10. Cinquante ans après le Concile, les causes subsistent et engendrent toujours les mêmes effets. En sorte qu’aujourd’hui les sacres conservent toute leur justification. C’est l’amour de l’Eglise qui a guidé Mgr Lefebvre et qui guide ses fils. C’est le même désir de « transmettre le sacerdoce catholique dans toute sa pureté doctrinale et sa charité missionnaire » (Mgr Lefebvre, Itinéraire spirituel) qui anime la Fraternité Saint-Pie X au service de l’Eglise, lorsqu’elle demande avec instance aux autorités romaines de reprendre le trésor de la Tradition doctrinale, morale et liturgique.

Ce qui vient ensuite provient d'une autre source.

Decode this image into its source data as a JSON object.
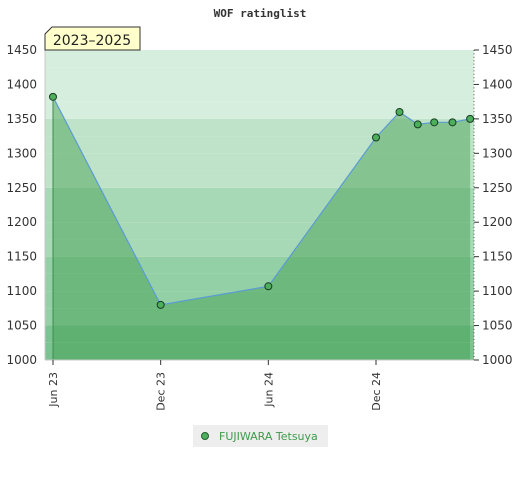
{
  "chart_data": {
    "type": "area",
    "title": "WOF ratinglist",
    "period_badge": "2023–2025",
    "xlabel": "",
    "ylabel": "",
    "ylim": [
      1000,
      1450
    ],
    "y_ticks": [
      1000,
      1050,
      1100,
      1150,
      1200,
      1250,
      1300,
      1350,
      1400,
      1450
    ],
    "x_ticks": [
      "Jun 23",
      "Dec 23",
      "Jun 24",
      "Dec 24"
    ],
    "x_tick_dates": [
      "2023-06-01",
      "2023-12-01",
      "2024-06-01",
      "2024-12-01"
    ],
    "grid": true,
    "legend_position": "bottom",
    "series": [
      {
        "name": "FUJIWARA Tetsuya",
        "color": "#3d9b4c",
        "line_color": "#5b9bd5",
        "points": [
          {
            "x": "2023-06-01",
            "y": 1382
          },
          {
            "x": "2023-12-01",
            "y": 1080
          },
          {
            "x": "2024-06-01",
            "y": 1107
          },
          {
            "x": "2024-12-01",
            "y": 1323
          },
          {
            "x": "2025-01-10",
            "y": 1360
          },
          {
            "x": "2025-02-10",
            "y": 1342
          },
          {
            "x": "2025-03-10",
            "y": 1345
          },
          {
            "x": "2025-04-10",
            "y": 1345
          },
          {
            "x": "2025-05-10",
            "y": 1350
          }
        ]
      }
    ]
  }
}
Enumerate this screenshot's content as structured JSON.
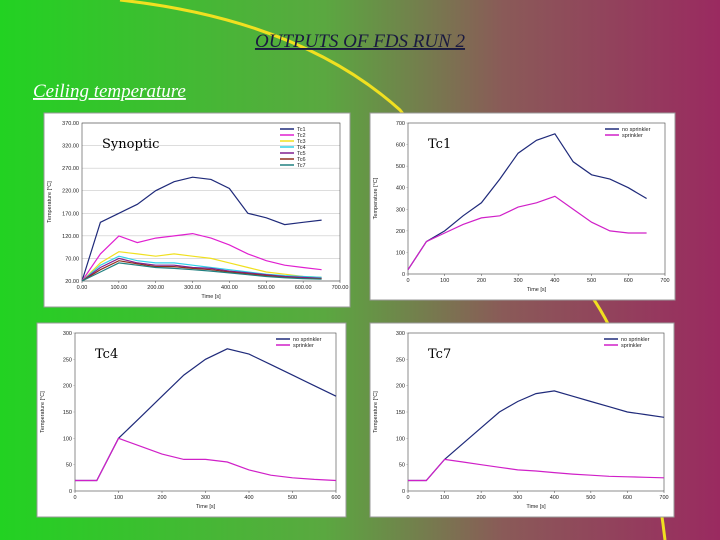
{
  "slide": {
    "title": "OUTPUTS OF FDS RUN 2",
    "subtitle": "Ceiling temperature"
  },
  "chart_data": [
    {
      "type": "line",
      "title": "Synoptic",
      "xlabel": "Time [s]",
      "ylabel": "Temperature [°C]",
      "x": [
        0,
        50,
        100,
        150,
        200,
        250,
        300,
        350,
        400,
        450,
        500,
        550,
        600,
        650
      ],
      "xlim": [
        0,
        700
      ],
      "xticks": [
        {
          "value": 0,
          "label": "0.00"
        },
        {
          "value": 100,
          "label": "100.00"
        },
        {
          "value": 200,
          "label": "200.00"
        },
        {
          "value": 300,
          "label": "300.00"
        },
        {
          "value": 400,
          "label": "400.00"
        },
        {
          "value": 500,
          "label": "500.00"
        },
        {
          "value": 600,
          "label": "600.00"
        },
        {
          "value": 700,
          "label": "700.00"
        }
      ],
      "ylim": [
        20,
        370
      ],
      "yticks": [
        {
          "value": 20,
          "label": "20.00"
        },
        {
          "value": 70,
          "label": "70.00"
        },
        {
          "value": 120,
          "label": "120.00"
        },
        {
          "value": 170,
          "label": "170.00"
        },
        {
          "value": 220,
          "label": "220.00"
        },
        {
          "value": 270,
          "label": "270.00"
        },
        {
          "value": 320,
          "label": "320.00"
        },
        {
          "value": 370,
          "label": "370.00"
        }
      ],
      "grid": true,
      "series": [
        {
          "name": "Tc1",
          "color": "#1f2a7a",
          "values": [
            20,
            150,
            170,
            190,
            220,
            240,
            250,
            245,
            225,
            170,
            160,
            145,
            150,
            155
          ]
        },
        {
          "name": "Tc2",
          "color": "#e020d0",
          "values": [
            20,
            80,
            120,
            105,
            115,
            120,
            125,
            115,
            100,
            80,
            65,
            55,
            50,
            45
          ]
        },
        {
          "name": "Tc3",
          "color": "#f0e020",
          "values": [
            20,
            60,
            85,
            80,
            75,
            80,
            75,
            70,
            60,
            50,
            40,
            35,
            30,
            28
          ]
        },
        {
          "name": "Tc4",
          "color": "#30d0e8",
          "values": [
            20,
            55,
            75,
            65,
            60,
            60,
            55,
            50,
            45,
            40,
            35,
            32,
            30,
            28
          ]
        },
        {
          "name": "Tc5",
          "color": "#802090",
          "values": [
            20,
            50,
            70,
            60,
            55,
            55,
            50,
            48,
            42,
            38,
            34,
            30,
            28,
            26
          ]
        },
        {
          "name": "Tc6",
          "color": "#903020",
          "values": [
            20,
            45,
            65,
            58,
            52,
            52,
            48,
            45,
            40,
            36,
            32,
            28,
            26,
            25
          ]
        },
        {
          "name": "Tc7",
          "color": "#208080",
          "values": [
            20,
            40,
            60,
            55,
            50,
            48,
            45,
            42,
            38,
            34,
            30,
            27,
            25,
            24
          ]
        }
      ]
    },
    {
      "type": "line",
      "title": "Tc1",
      "xlabel": "Time [s]",
      "ylabel": "Temperature [°C]",
      "x": [
        0,
        50,
        100,
        150,
        200,
        250,
        300,
        350,
        400,
        450,
        500,
        550,
        600,
        650
      ],
      "xlim": [
        0,
        700
      ],
      "xticks": [
        0,
        100,
        200,
        300,
        400,
        500,
        600,
        700
      ],
      "ylim": [
        0,
        700
      ],
      "yticks": [
        0,
        100,
        200,
        300,
        400,
        500,
        600,
        700
      ],
      "grid": false,
      "series": [
        {
          "name": "no sprinkler",
          "color": "#1f2a7a",
          "values": [
            20,
            150,
            200,
            270,
            330,
            440,
            560,
            620,
            650,
            520,
            460,
            440,
            400,
            350
          ]
        },
        {
          "name": "sprinkler",
          "color": "#d020c8",
          "values": [
            20,
            150,
            190,
            230,
            260,
            270,
            310,
            330,
            360,
            300,
            240,
            200,
            190,
            190
          ]
        }
      ]
    },
    {
      "type": "line",
      "title": "Tc4",
      "xlabel": "Time [s]",
      "ylabel": "Temperature [°C]",
      "x": [
        0,
        50,
        100,
        150,
        200,
        250,
        300,
        350,
        400,
        450,
        500,
        550,
        600
      ],
      "xlim": [
        0,
        600
      ],
      "xticks": [
        0,
        100,
        200,
        300,
        400,
        500,
        600
      ],
      "ylim": [
        0,
        300
      ],
      "yticks": [
        0,
        50,
        100,
        150,
        200,
        250,
        300
      ],
      "grid": false,
      "series": [
        {
          "name": "no sprinkler",
          "color": "#1f2a7a",
          "values": [
            20,
            20,
            100,
            140,
            180,
            220,
            250,
            270,
            260,
            240,
            220,
            200,
            180
          ]
        },
        {
          "name": "sprinkler",
          "color": "#d020c8",
          "values": [
            20,
            20,
            100,
            85,
            70,
            60,
            60,
            55,
            40,
            30,
            25,
            22,
            20
          ]
        }
      ]
    },
    {
      "type": "line",
      "title": "Tc7",
      "xlabel": "Time [s]",
      "ylabel": "Temperature [°C]",
      "x": [
        0,
        50,
        100,
        150,
        200,
        250,
        300,
        350,
        400,
        450,
        500,
        550,
        600,
        650,
        700
      ],
      "xlim": [
        0,
        700
      ],
      "xticks": [
        0,
        100,
        200,
        300,
        400,
        500,
        600,
        700
      ],
      "ylim": [
        0,
        300
      ],
      "yticks": [
        0,
        50,
        100,
        150,
        200,
        250,
        300
      ],
      "grid": false,
      "series": [
        {
          "name": "no sprinkler",
          "color": "#1f2a7a",
          "values": [
            20,
            20,
            60,
            90,
            120,
            150,
            170,
            185,
            190,
            180,
            170,
            160,
            150,
            145,
            140
          ]
        },
        {
          "name": "sprinkler",
          "color": "#d020c8",
          "values": [
            20,
            20,
            60,
            55,
            50,
            45,
            40,
            38,
            35,
            32,
            30,
            28,
            27,
            26,
            25
          ]
        }
      ]
    }
  ]
}
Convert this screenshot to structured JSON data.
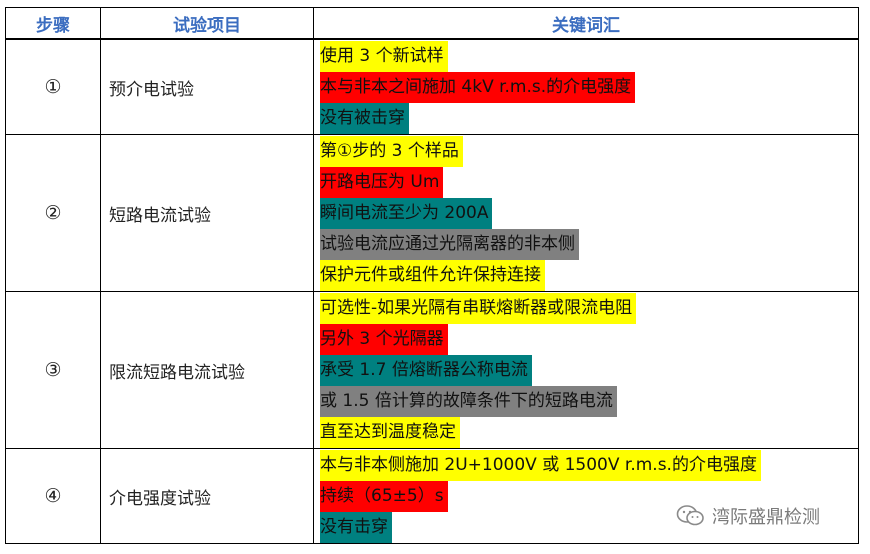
{
  "table": {
    "headers": [
      "步骤",
      "试验项目",
      "关键词汇"
    ],
    "rows": [
      {
        "step": "①",
        "name": "预介电试验",
        "keywords": [
          {
            "text": "使用 3 个新试样",
            "color": "yellow"
          },
          {
            "text": "本与非本之间施加 4kV r.m.s.的介电强度",
            "color": "red"
          },
          {
            "text": "没有被击穿",
            "color": "teal"
          }
        ]
      },
      {
        "step": "②",
        "name": "短路电流试验",
        "keywords": [
          {
            "text": "第①步的 3 个样品",
            "color": "yellow"
          },
          {
            "text": "开路电压为 Um",
            "color": "red"
          },
          {
            "text": "瞬间电流至少为 200A",
            "color": "teal"
          },
          {
            "text": "试验电流应通过光隔离器的非本侧",
            "color": "gray"
          },
          {
            "text": "保护元件或组件允许保持连接",
            "color": "yellow"
          }
        ]
      },
      {
        "step": "③",
        "name": "限流短路电流试验",
        "keywords": [
          {
            "text": "可选性-如果光隔有串联熔断器或限流电阻",
            "color": "yellow"
          },
          {
            "text": "另外 3 个光隔器",
            "color": "red"
          },
          {
            "text": "承受 1.7 倍熔断器公称电流",
            "color": "teal"
          },
          {
            "text": "或 1.5 倍计算的故障条件下的短路电流",
            "color": "gray"
          },
          {
            "text": "直至达到温度稳定",
            "color": "yellow"
          }
        ]
      },
      {
        "step": "④",
        "name": "介电强度试验",
        "keywords": [
          {
            "text": "本与非本侧施加 2U+1000V 或 1500V r.m.s.的介电强度",
            "color": "yellow"
          },
          {
            "text": "持续（65±5）s",
            "color": "red"
          },
          {
            "text": "没有击穿",
            "color": "teal"
          }
        ]
      }
    ]
  },
  "watermark": {
    "text": "湾际盛鼎检测",
    "icon": "wechat-icon"
  }
}
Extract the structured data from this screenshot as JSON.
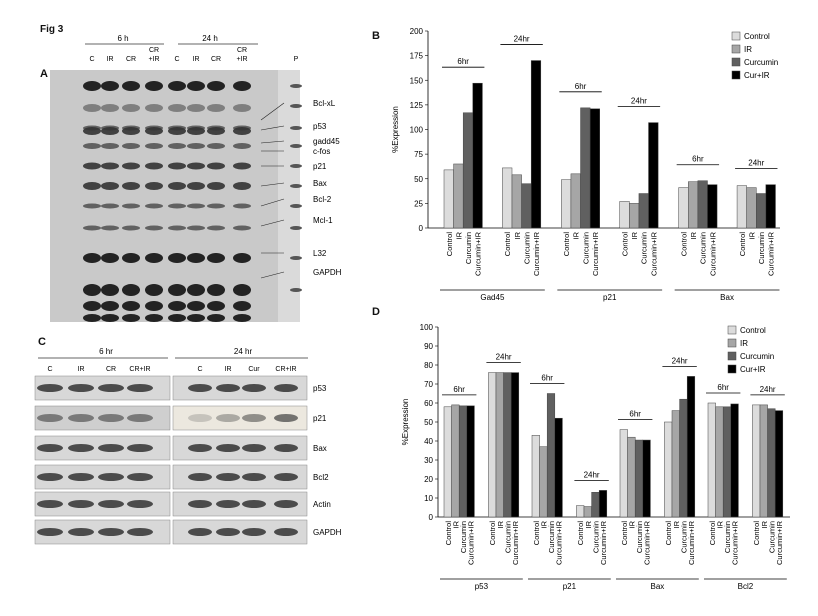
{
  "figure_label": "Fig 3",
  "panel_a": {
    "letter": "A",
    "time_headers": [
      "6 h",
      "24 h"
    ],
    "lanes": [
      "C",
      "IR",
      "CR",
      "CR\n+IR",
      "C",
      "IR",
      "CR",
      "CR\n+IR",
      "P"
    ],
    "band_labels": [
      "Bcl-xL",
      "p53",
      "gadd45",
      "c-fos",
      "p21",
      "Bax",
      "Bcl-2",
      "Mcl-1",
      "L32",
      "GAPDH"
    ]
  },
  "panel_c": {
    "letter": "C",
    "time_headers": [
      "6 hr",
      "24 hr"
    ],
    "lanes_left": [
      "C",
      "IR",
      "CR",
      "CR+IR"
    ],
    "lanes_right": [
      "C",
      "IR",
      "Cur",
      "CR+IR"
    ],
    "rows": [
      "p53",
      "p21",
      "Bax",
      "Bcl2",
      "Actin",
      "GAPDH"
    ]
  },
  "chart_data": [
    {
      "panel": "B",
      "type": "bar",
      "ylabel": "%Expression",
      "ylim": [
        0,
        200
      ],
      "yticks": [
        0,
        25,
        50,
        75,
        100,
        125,
        150,
        175,
        200
      ],
      "legend": [
        "Control",
        "IR",
        "Curcumin",
        "Cur+IR"
      ],
      "legend_position": "top-right",
      "colors": [
        "#dcdcdc",
        "#a6a6a6",
        "#606060",
        "#000000"
      ],
      "bar_labels": [
        "Control",
        "IR",
        "Curcumin",
        "Curcumin+IR"
      ],
      "groups": [
        {
          "gene": "Gad45",
          "time_labels": [
            "6hr",
            "24hr"
          ],
          "sets": [
            [
              59,
              65,
              117,
              147
            ],
            [
              61,
              54,
              45,
              170
            ]
          ]
        },
        {
          "gene": "p21",
          "time_labels": [
            "6hr",
            "24hr"
          ],
          "sets": [
            [
              49,
              55,
              122,
              121
            ],
            [
              27,
              25,
              35,
              107
            ]
          ]
        },
        {
          "gene": "Bax",
          "time_labels": [
            "6hr",
            "24hr"
          ],
          "sets": [
            [
              41,
              47,
              48,
              44
            ],
            [
              43,
              41,
              35,
              44
            ]
          ]
        }
      ]
    },
    {
      "panel": "D",
      "type": "bar",
      "ylabel": "%Expression",
      "ylim": [
        0,
        100
      ],
      "yticks": [
        0,
        10,
        20,
        30,
        40,
        50,
        60,
        70,
        80,
        90,
        100
      ],
      "legend": [
        "Control",
        "IR",
        "Curcumin",
        "Cur+IR"
      ],
      "legend_position": "top-right",
      "colors": [
        "#dcdcdc",
        "#a6a6a6",
        "#606060",
        "#000000"
      ],
      "bar_labels": [
        "Control",
        "IR",
        "Curcumin",
        "Curcumin+IR"
      ],
      "groups": [
        {
          "gene": "p53",
          "time_labels": [
            "6hr",
            "24hr"
          ],
          "sets": [
            [
              58,
              59,
              58.5,
              58.5
            ],
            [
              76,
              76,
              76,
              76
            ]
          ]
        },
        {
          "gene": "p21",
          "time_labels": [
            "6hr",
            "24hr"
          ],
          "sets": [
            [
              43,
              37,
              65,
              52
            ],
            [
              6,
              5.5,
              13,
              14
            ]
          ]
        },
        {
          "gene": "Bax",
          "time_labels": [
            "6hr",
            "24hr"
          ],
          "sets": [
            [
              46,
              42,
              40.5,
              40.5
            ],
            [
              50,
              56,
              62,
              74
            ]
          ]
        },
        {
          "gene": "Bcl2",
          "time_labels": [
            "6hr",
            "24hr"
          ],
          "sets": [
            [
              60,
              58,
              58,
              59.5
            ],
            [
              59,
              59,
              57,
              56
            ]
          ]
        }
      ]
    }
  ]
}
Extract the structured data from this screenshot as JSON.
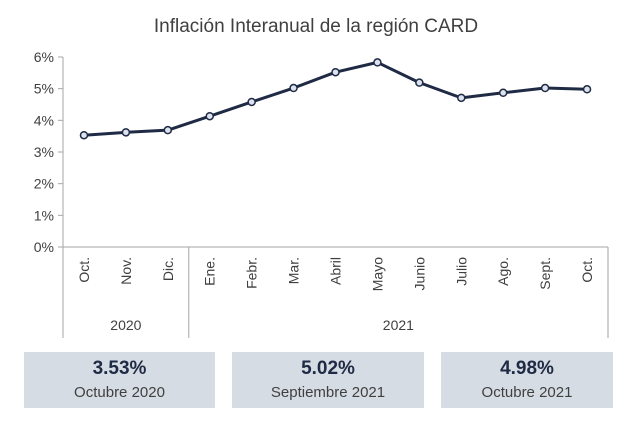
{
  "chart_data": {
    "type": "line",
    "title": "Inflación Interanual de la región CARD",
    "categories": [
      "Oct.",
      "Nov.",
      "Dic.",
      "Ene.",
      "Febr.",
      "Mar.",
      "Abril",
      "Mayo",
      "Junio",
      "Julio",
      "Ago.",
      "Sept.",
      "Oct."
    ],
    "year_groups": [
      {
        "label": "2020",
        "count": 3
      },
      {
        "label": "2021",
        "count": 10
      }
    ],
    "series": [
      {
        "values": [
          3.53,
          3.62,
          3.69,
          4.13,
          4.58,
          5.02,
          5.52,
          5.83,
          5.19,
          4.71,
          4.87,
          5.02,
          4.98
        ]
      }
    ],
    "ylim": [
      0,
      6
    ],
    "yticks": [
      0,
      1,
      2,
      3,
      4,
      5,
      6
    ],
    "ytick_labels": [
      "0%",
      "1%",
      "2%",
      "3%",
      "4%",
      "5%",
      "6%"
    ],
    "xlabel": "",
    "ylabel": "",
    "grid": false,
    "line_color": "#1f2a44",
    "marker_fill": "#dce3ee"
  },
  "summary_cards": [
    {
      "value": "3.53%",
      "label": "Octubre 2020"
    },
    {
      "value": "5.02%",
      "label": "Septiembre 2021"
    },
    {
      "value": "4.98%",
      "label": "Octubre 2021"
    }
  ],
  "colors": {
    "card_background": "#d6dce4",
    "card_value": "#1f2a44"
  }
}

11. Cet amour de l’Eglise explique la règle que Mgr Lefebvre a toujours observée : suivre la Providence en toutes circonstances, sans jamais se permettre de la devancer. Nous entendons faire de même, soit que Rome revienne bientôt à la Tradition et à la foi de toujours – ce qui rétablira l’ordre dans l’Eglise –, soit qu’elle nous reconnaisse explicitement le droit de professer intégralement la foi et de rejeter les erreurs qui lui sont contraires, avec le droit et le devoir de nous opposer publiquement aux erreurs et aux fauteurs de ces erreurs, quels qu’ils soient – ce qui permettra un début de rétablissement de l’ordre. En attendant, face à cette crise qui continue ses ravages dans l’Église, nous persévérons dans la défense de la Tradition catholique et notre espérance demeure entière, car nous savons de foi certaine que « les portes de l’enfer ne prévaudront point contre elle » (Mt 16, 18).
12. Nous entendons bien suivre l’injonction de notre cher et vénéré père dans l’épiscopat : « Bien chers amis, soyez ma consolation dans le Christ, demeurez forts dans la foi, fidèles au vrai sacrifice de la messe, au vrai et saint sacerdoce de Notre Seigneur, pour le triomphe et la gloire de Jésus au ciel et sur la terre » (Lettre aux évêques).
Daigne la Trinité Sainte, par l’intercession de Cœur Immaculé de Marie, nous accorder la grâce de la fidélité à l’épiscopat que nous avons reçu et que nous voulons exercer pour l’honneur de Dieu, le triomphe de l’Eglise et le salut des âmes.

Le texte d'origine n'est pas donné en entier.